Ronan bends over and places it back in the water as if it could break. He watches it scurry away.
Just then, two boys swim over to it, and the shorter one catches the horseshoe crab and holds it up. “Cool!”
The taller one, laughing, says, “I wonder if you pull its leg off, will it grow back, like starfish?”
Ronan stands.
The taller boy reaches over and grabs ahold of one of the crab’s legs.
I had no idea Ronan could move that fast. Before I know it, he hits one kid and pushes the other. The horseshoe crab splashes into the water and swims away.
One of the kids pushes Ronan back and there is a bunch of yelling and swinging.

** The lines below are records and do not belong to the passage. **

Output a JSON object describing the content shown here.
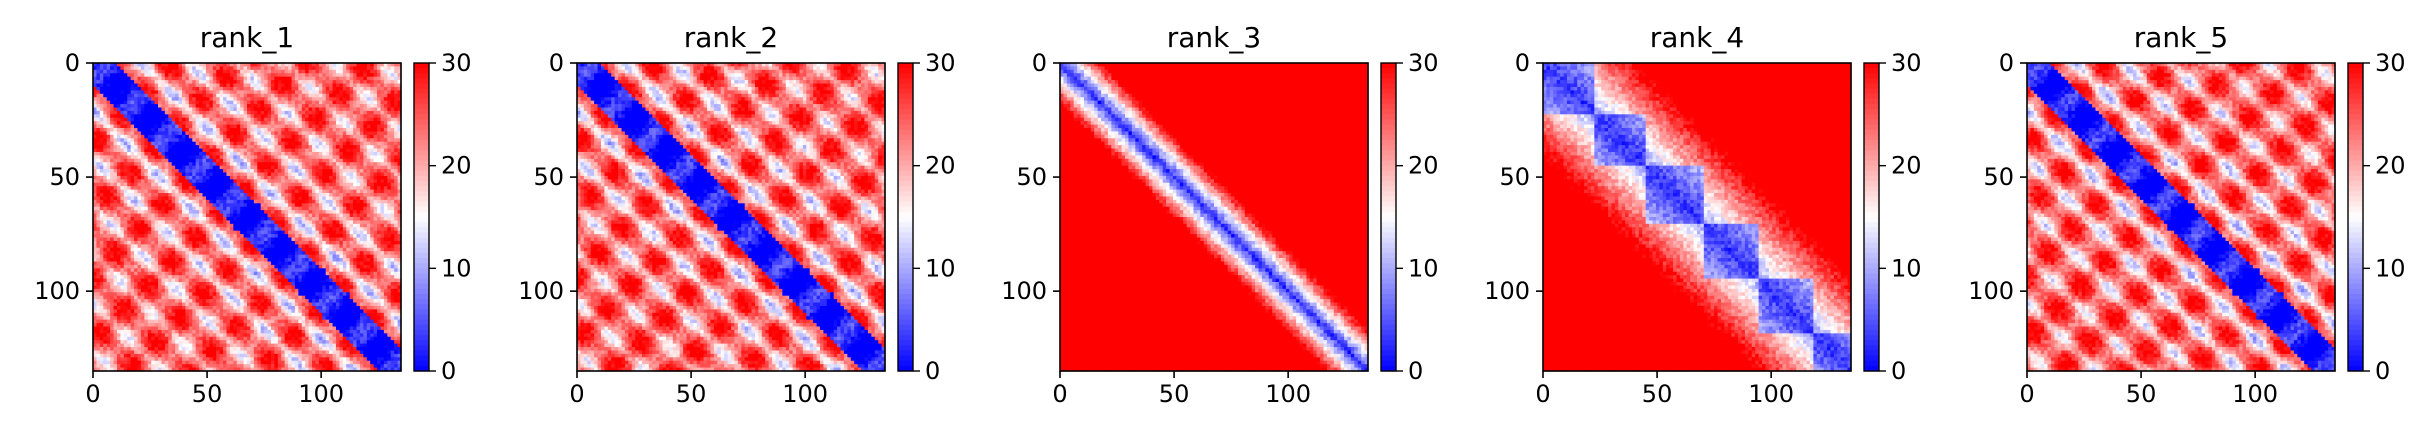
{
  "chart_data": [
    {
      "type": "heatmap",
      "title": "rank_1",
      "pattern": "periodic",
      "xlim": [
        0,
        135
      ],
      "ylim": [
        0,
        135
      ],
      "xticks": [
        0,
        50,
        100
      ],
      "yticks": [
        0,
        50,
        100
      ],
      "colorbar": {
        "min": 0,
        "max": 30,
        "ticks": [
          0,
          10,
          20,
          30
        ]
      },
      "colormap": [
        "#0000ff",
        "#ffffff",
        "#ff0000"
      ]
    },
    {
      "type": "heatmap",
      "title": "rank_2",
      "pattern": "periodic",
      "xlim": [
        0,
        135
      ],
      "ylim": [
        0,
        135
      ],
      "xticks": [
        0,
        50,
        100
      ],
      "yticks": [
        0,
        50,
        100
      ],
      "colorbar": {
        "min": 0,
        "max": 30,
        "ticks": [
          0,
          10,
          20,
          30
        ]
      },
      "colormap": [
        "#0000ff",
        "#ffffff",
        "#ff0000"
      ]
    },
    {
      "type": "heatmap",
      "title": "rank_3",
      "pattern": "diagonal",
      "xlim": [
        0,
        135
      ],
      "ylim": [
        0,
        135
      ],
      "xticks": [
        0,
        50,
        100
      ],
      "yticks": [
        0,
        50,
        100
      ],
      "colorbar": {
        "min": 0,
        "max": 30,
        "ticks": [
          0,
          10,
          20,
          30
        ]
      },
      "colormap": [
        "#0000ff",
        "#ffffff",
        "#ff0000"
      ]
    },
    {
      "type": "heatmap",
      "title": "rank_4",
      "pattern": "block-diagonal",
      "xlim": [
        0,
        135
      ],
      "ylim": [
        0,
        135
      ],
      "xticks": [
        0,
        50,
        100
      ],
      "yticks": [
        0,
        50,
        100
      ],
      "colorbar": {
        "min": 0,
        "max": 30,
        "ticks": [
          0,
          10,
          20,
          30
        ]
      },
      "colormap": [
        "#0000ff",
        "#ffffff",
        "#ff0000"
      ]
    },
    {
      "type": "heatmap",
      "title": "rank_5",
      "pattern": "periodic",
      "xlim": [
        0,
        135
      ],
      "ylim": [
        0,
        135
      ],
      "xticks": [
        0,
        50,
        100
      ],
      "yticks": [
        0,
        50,
        100
      ],
      "colorbar": {
        "min": 0,
        "max": 30,
        "ticks": [
          0,
          10,
          20,
          30
        ]
      },
      "colormap": [
        "#0000ff",
        "#ffffff",
        "#ff0000"
      ]
    }
  ]
}
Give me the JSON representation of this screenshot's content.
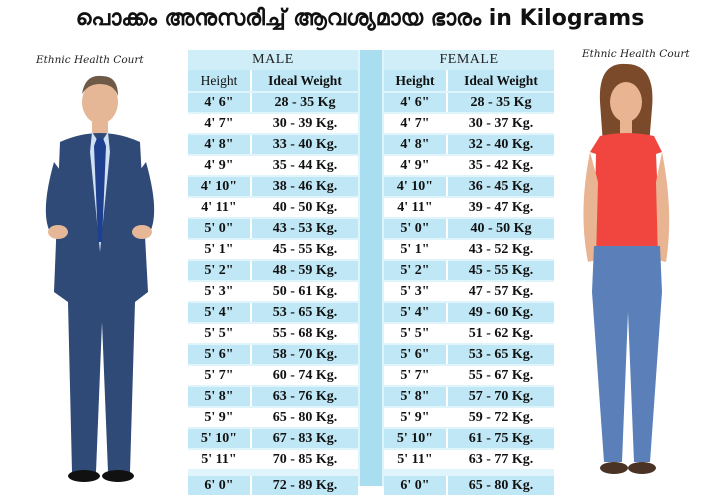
{
  "title": "പൊക്കം അനുസരിച്ച് ആവശ്യമായ ഭാരം in Kilograms",
  "credit_left": "Ethnic Health Court",
  "credit_right": "Ethnic Health Court",
  "male": {
    "label": "MALE",
    "col_height": "Height",
    "col_weight": "Ideal Weight",
    "rows": [
      {
        "h": "4' 6\"",
        "w": "28 - 35 Kg"
      },
      {
        "h": "4' 7\"",
        "w": "30 - 39 Kg."
      },
      {
        "h": "4' 8\"",
        "w": "33 - 40 Kg."
      },
      {
        "h": "4' 9\"",
        "w": "35 - 44 Kg."
      },
      {
        "h": "4' 10\"",
        "w": "38 - 46 Kg."
      },
      {
        "h": "4' 11\"",
        "w": "40 - 50 Kg."
      },
      {
        "h": "5' 0\"",
        "w": "43 - 53 Kg."
      },
      {
        "h": "5' 1\"",
        "w": "45 - 55 Kg."
      },
      {
        "h": "5' 2\"",
        "w": "48 - 59 Kg."
      },
      {
        "h": "5' 3\"",
        "w": "50 - 61 Kg."
      },
      {
        "h": "5' 4\"",
        "w": "53 - 65 Kg."
      },
      {
        "h": "5' 5\"",
        "w": "55 - 68 Kg."
      },
      {
        "h": "5' 6\"",
        "w": "58 - 70 Kg."
      },
      {
        "h": "5' 7\"",
        "w": "60 - 74 Kg."
      },
      {
        "h": "5' 8\"",
        "w": "63 - 76 Kg."
      },
      {
        "h": "5' 9\"",
        "w": "65 - 80 Kg."
      },
      {
        "h": "5' 10\"",
        "w": "67 - 83 Kg."
      },
      {
        "h": "5' 11\"",
        "w": "70 - 85 Kg."
      },
      {
        "h": "6' 0\"",
        "w": "72 - 89 Kg."
      }
    ]
  },
  "female": {
    "label": "FEMALE",
    "col_height": "Height",
    "col_weight": "Ideal Weight",
    "rows": [
      {
        "h": "4' 6\"",
        "w": "28 - 35 Kg"
      },
      {
        "h": "4' 7\"",
        "w": "30 - 37 Kg."
      },
      {
        "h": "4' 8\"",
        "w": "32 - 40 Kg."
      },
      {
        "h": "4' 9\"",
        "w": "35 - 42 Kg."
      },
      {
        "h": "4' 10\"",
        "w": "36 - 45 Kg."
      },
      {
        "h": "4' 11\"",
        "w": "39 - 47 Kg."
      },
      {
        "h": "5' 0\"",
        "w": "40 - 50 Kg"
      },
      {
        "h": "5' 1\"",
        "w": "43 - 52 Kg."
      },
      {
        "h": "5' 2\"",
        "w": "45 - 55 Kg."
      },
      {
        "h": "5' 3\"",
        "w": "47 - 57 Kg."
      },
      {
        "h": "5' 4\"",
        "w": "49 - 60 Kg."
      },
      {
        "h": "5' 5\"",
        "w": "51 - 62 Kg."
      },
      {
        "h": "5' 6\"",
        "w": "53 - 65 Kg."
      },
      {
        "h": "5' 7\"",
        "w": "55 - 67 Kg."
      },
      {
        "h": "5' 8\"",
        "w": "57 - 70 Kg."
      },
      {
        "h": "5' 9\"",
        "w": "59 - 72 Kg."
      },
      {
        "h": "5' 10\"",
        "w": "61 - 75 Kg."
      },
      {
        "h": "5' 11\"",
        "w": "63 - 77 Kg."
      },
      {
        "h": "6' 0\"",
        "w": "65 - 80 Kg."
      }
    ]
  },
  "colors": {
    "cell": "#bfe7f5",
    "divider": "#a9def1",
    "man_suit": "#2f4a76",
    "man_tie": "#1f3f8f",
    "woman_top": "#f0463f",
    "woman_jeans": "#5b7fb8"
  }
}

Just as Ronan punches one of the kids, a conservation officer who patrols the beaches arrives. “Hey! Knock that off!” he says as he wades into the water and pulls the kids apart.
The two boys, one of them with a bloody nose, point at Ronan and tell the officer that Ronan started it.
“Did you?” the officer asks him.
“Yes, I did! But they were going to pull one of his legs off just for fun. Who does that?”
“Ha!” says the taller one with a bloody nose. “He says the crab is a his. What a freak!”
The smaller boy yells, “And who hits someone for just picking up a horseshoe crab?”
“You weren’t just picking him up. You were going to hurt him!” Ronan yells back.
The kid points to our clamming rakes. “You’re here clamming. What’s the difference?”
“Actually, there is a difference,” the officer says. “You’re not allowed to harvest horseshoe crabs here. It’s against the law.”
Ronan and the boys look at each other like they’d keep fighting if they could.
The officer gives the bloody-nosed kid some paper towels, telling him he’ll be okay now that the bleeding has stopped. Then he checks our clamming permits. Finally, the officer takes out his phone, saying he’ll have to call the police. That Ronan can’t just hit someone in the face because he doesn’t like what they’re doing.
The Yarmouth police take two minutes to show up. They ask Ronan a bunch of questions and call his dad. Then they put Ronan in the back of the police car.
It makes me feel terrible to see Ronan taken away like that. Especially when the other two boys are watching and laughing.
Ronan shouldn’t have done what he did. But he loves sea animals so much that I can understand how seeing the boys’ cruelty, after getting that letter from his mom, was like lighting the fuse on a firecracker.